I am trying to wrap my mind around causal inference, mostly because I think it will be useful for my work. I read the Book of Why, I read "Causal inference in statistics: A primer", I did an online course on that. As far as the maths in the primer goes, I can follow it without a great effort (but maybe I am fooling myself).
My problem is bridging gap between theory and simplistic examples and actual data. For simple topics, like DEGs, d-separation, backdoor paths, colliders I could immediately see parallels to my research and find use for them. When it comes to the do() operator, the adjustment formula, g-methods – I think I see how all that is useful but I am still a bit insecure about how to apply it to real data. Which is fine, I will figure that out.
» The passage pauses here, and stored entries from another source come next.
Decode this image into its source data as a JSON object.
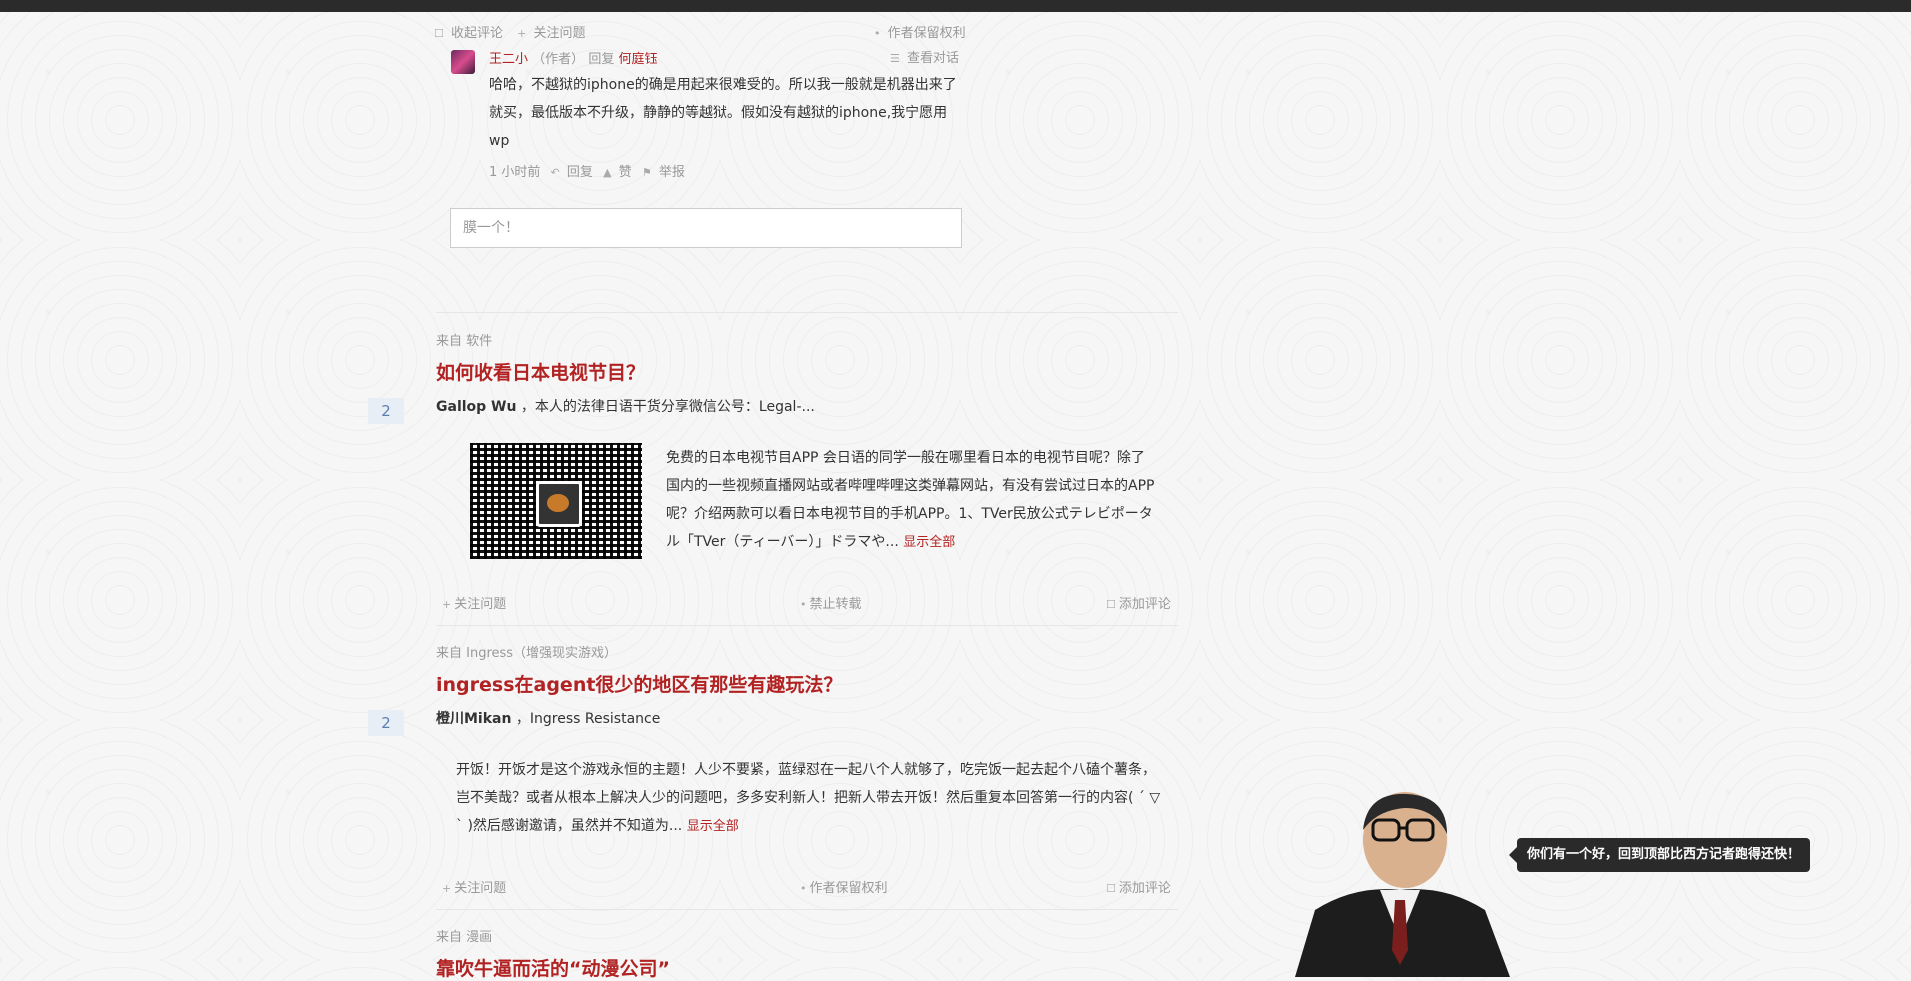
{
  "top_comment": {
    "actions_left": [
      "收起评论",
      "关注问题"
    ],
    "actions_right": "作者保留权利",
    "reply": {
      "author": "王二小",
      "author_tag": "（作者）",
      "reply_word": "回复",
      "reply_to": "何庭钰",
      "view_conversation": "查看对话",
      "lines": [
        "哈哈，不越狱的iphone的确是用起来很难受的。所以我一般就是机器出来了",
        "就买，最低版本不升级，静静的等越狱。假如没有越狱的iphone,我宁愿用",
        "wp"
      ],
      "time": "1 小时前",
      "reply_action": "回复",
      "like_action": "赞",
      "report_action": "举报"
    },
    "input_placeholder": "膜一个！"
  },
  "items": [
    {
      "source": "来自 软件",
      "title": "如何收看日本电视节目？",
      "votes": "2",
      "author": "Gallop Wu",
      "author_bio": "，本人的法律日语干货分享微信公号：Legal-...",
      "excerpt_lines": [
        "免费的日本电视节目APP 会日语的同学一般在哪里看日本的电视节目呢？除了",
        "国内的一些视频直播网站或者哔哩哔哩这类弹幕网站，有没有尝试过日本的APP",
        "呢？介绍两款可以看日本电视节目的手机APP。1、TVer民放公式テレビポータ",
        "ル「TVer（ティーバー）」ドラマや..."
      ],
      "show_all": "显示全部",
      "action_follow": "关注问题",
      "action_middle": "禁止转载",
      "action_comment": "添加评论"
    },
    {
      "source": "来自 Ingress（增强现实游戏）",
      "title": "ingress在agent很少的地区有那些有趣玩法？",
      "votes": "2",
      "author": "橙川Mikan",
      "author_bio": "，Ingress Resistance",
      "excerpt_lines": [
        "开饭！开饭才是这个游戏永恒的主题！人少不要紧，蓝绿怼在一起八个人就够了，吃完饭一起去起个八磕个薯条，",
        "岂不美哉？或者从根本上解决人少的问题吧，多多安利新人！把新人带去开饭！然后重复本回答第一行的内容( ´ ▽",
        "` )然后感谢邀请，虽然并不知道为..."
      ],
      "show_all": "显示全部",
      "action_follow": "关注问题",
      "action_middle": "作者保留权利",
      "action_comment": "添加评论"
    },
    {
      "source": "来自 漫画",
      "title": "靠吹牛逼而活的“动漫公司”"
    }
  ],
  "tooltip": "你们有一个好，回到顶部比西方记者跑得还快！",
  "colors": {
    "accent": "#b22222",
    "vote_bg": "#e8eef6",
    "topbar": "#2b2b2b"
  }
}
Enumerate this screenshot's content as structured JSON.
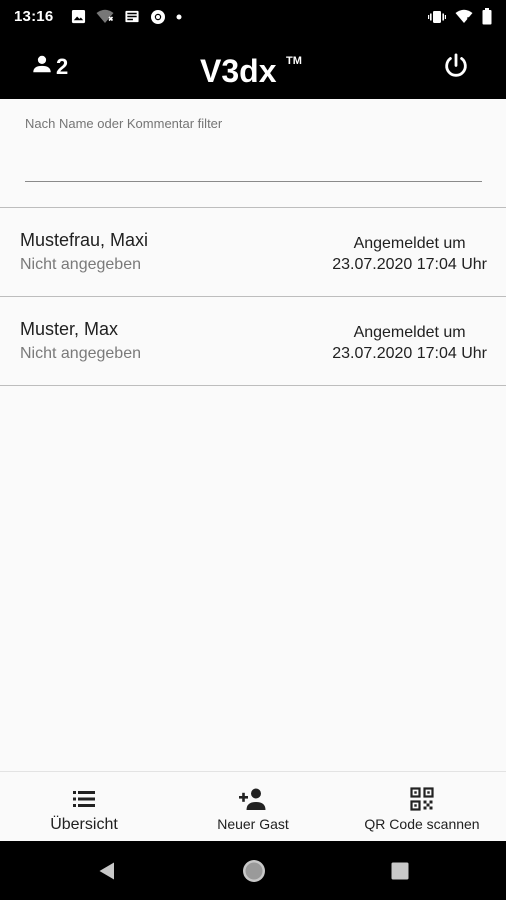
{
  "status_bar": {
    "time": "13:16",
    "left_icons": [
      "image-icon",
      "wifi-off-icon",
      "news-icon",
      "chrome-icon",
      "dot-icon"
    ],
    "right_icons": [
      "vibrate-icon",
      "wifi-icon",
      "battery-icon"
    ]
  },
  "app_bar": {
    "user_count": "2",
    "logo_text": "V3dx",
    "logo_tm": "TM"
  },
  "filter": {
    "label": "Nach Name oder Kommentar filter",
    "value": ""
  },
  "guests": [
    {
      "name": "Mustefrau, Maxi",
      "comment": "Nicht angegeben",
      "status_line1": "Angemeldet um",
      "status_line2": "23.07.2020 17:04 Uhr"
    },
    {
      "name": "Muster, Max",
      "comment": "Nicht angegeben",
      "status_line1": "Angemeldet um",
      "status_line2": "23.07.2020 17:04 Uhr"
    }
  ],
  "bottom_nav": {
    "overview": "Übersicht",
    "new_guest": "Neuer Gast",
    "qr_scan": "QR Code scannen"
  },
  "colors": {
    "bar": "#000000",
    "background": "#fafafa",
    "secondary_text": "#7a7a7a"
  }
}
However, when it comes to counterfactuals, I am completely lost. They just don't make sense to me. To wit, in the "Primer", the authors write:
From this example, the reader may get the impression that counterfactuals are no different than ordinary interventions, captured by the do-operator.
Yes, that is the impression that I am getting. The authors helpfully explain:
Note, however, that, in this example we computed not merely the probability or expected value of $Y$ under one intervention or another, but the actual value of $Y$ under the hypothesized new condition $X = x$.
I don't really see that. How is that different from calculating the predicted $y$ for a particular value of $x$ in a simple regression model?
The authors define a counterfactual like this:
$$Y_x(u) = Y_{M_x}(u)$$
where $M_x$ is a "modified version" of the model $M$, with the equation for $X$ replaced by $X = x$. They do not give a strict definition of the $\text{do}()$ operator, but on p. 55 of the "Primer" they write:
In notation, we distinguish between cases where a variable $X$ takes a value $x$ naturally and cases where we fix $X = x$ by denoting the latter $\text{do}(X = x)$.
(Whatever "fix" is supposed to mean). This is where I need to ask for your help! How are counterfactuals useful and how should I understand them? How do they differ from calculating $y$ for a given value of $x$, or from the $\text{do}()$ operator?